Ich denke: Benedikt / Joseph Ratzinger kann alles sagen, schreiben, kommentieren, was er will. Aber es soll privat bleiben und nicht öffentlich werden. Was posthum veröffentlicht wird, zeigt: Bis zu seinem Lebensende hat da einer mitverfolgt, was passiert. Hat seine Gedanken und Überlegungen dazu festgehalten. Aber wer einmal Papst war, muss jeden Anschein vermeiden, er wolle kommentieren, gar korrigieren oder lenken, was sein Nachfolger sagt und tut. Benedikt wird damit dem eigenen Vorsatz untreu, auch wenn manche sein »Schweigegelübde« einen »Mythos« nennen.
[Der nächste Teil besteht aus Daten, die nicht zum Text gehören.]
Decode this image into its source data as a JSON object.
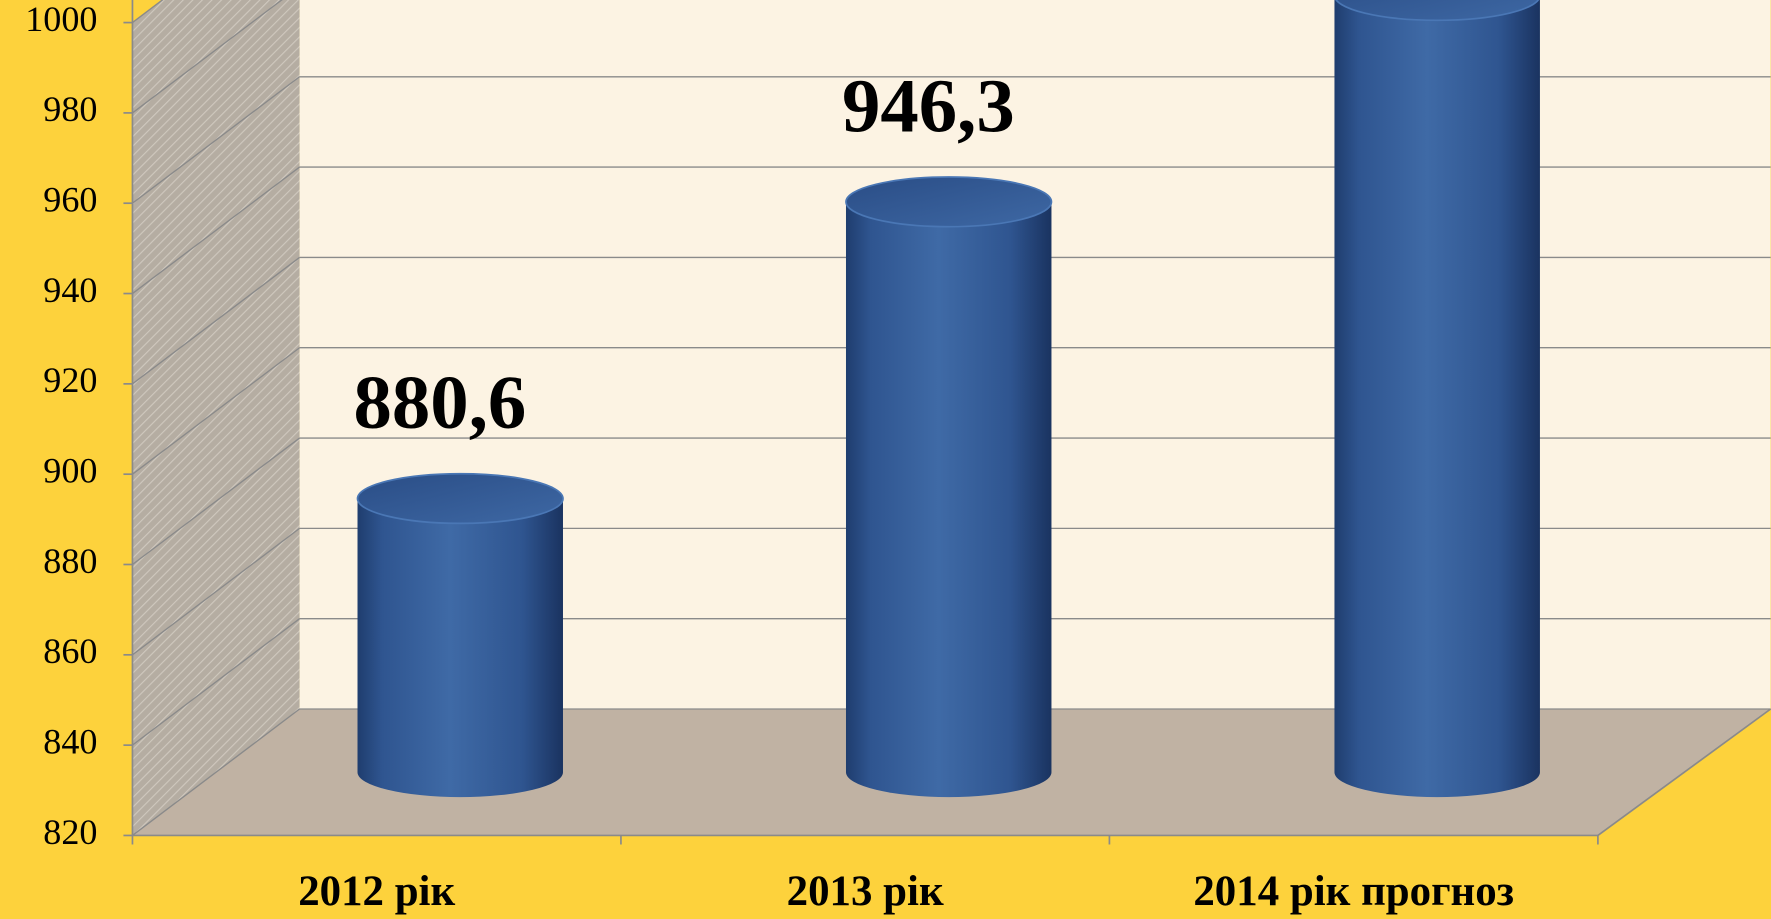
{
  "chart_data": {
    "type": "bar",
    "categories": [
      "2012 рік",
      "2013 рік",
      "2014 рік прогноз"
    ],
    "values": [
      880.6,
      946.3,
      992
    ],
    "value_labels": [
      "880,6",
      "946,3",
      null
    ],
    "color": "#3a62a0",
    "ylim": [
      820,
      1000
    ],
    "yticks": [
      820,
      840,
      860,
      880,
      900,
      920,
      940,
      960,
      980,
      1000
    ],
    "grid": true
  }
}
Denn die Missverständnisse häufen sich seit dem 28. Februar 2013 – als Papst Benedikt XVI. Geschichte war. Und wieder zu Joseph Ratzinger wurde. Dass er den Papstnamen beibehalten hat, weiterhin eine weiße, wenn auch einfachere Soutane trägt, sich mit »Heiligkeit« anreden lässt … All das wirkt in einer bilderversessenen Medienwelt völlig anders als zu Zeiten, in denen man einen Papst höchst selten zu Gesicht bekommen hat. Denn »die reale Psychologie der Wahrnehmung spricht eine eigene Sprache«, so das nicht namentlich gezeichnete Editorial der Zeitschrift Christ in der Gegenwart: »Die Aura (Ex-)Papst« (CiG 2/2020, S. 29). Es gibt freilich auch zu bedenken, dass ein schweigender, nicht mehr weiß gewandter Benedikt ebenfalls eine Wirkung auslöst: »die ihm durch die auratische Aufladung zugemessene Ausstrahlung verschwindet nicht«. Stimmt, sie verschwindet nicht einfach.
Aber die Wahl zum Papst ist eben eine Wahl, keine Weihe. Wer aufs Amt verzichtet, sollte auf alle mit dem Petrusdienst verbundenen symbolischen Zeichen wie inhaltlichen Rechte verzichten. Das Amt inkarniert nicht in der Person, auch wenn Georg Gänswein einmal bei einem Vortrag an der Päpstlichen Universität Gregoriana die Vorstellung eines »erweiterten« Amtes »mit einem aktiven und einem kontemplativen Teilhaber« ins Spiel brachte – und bald darauf zurücknehmen musste.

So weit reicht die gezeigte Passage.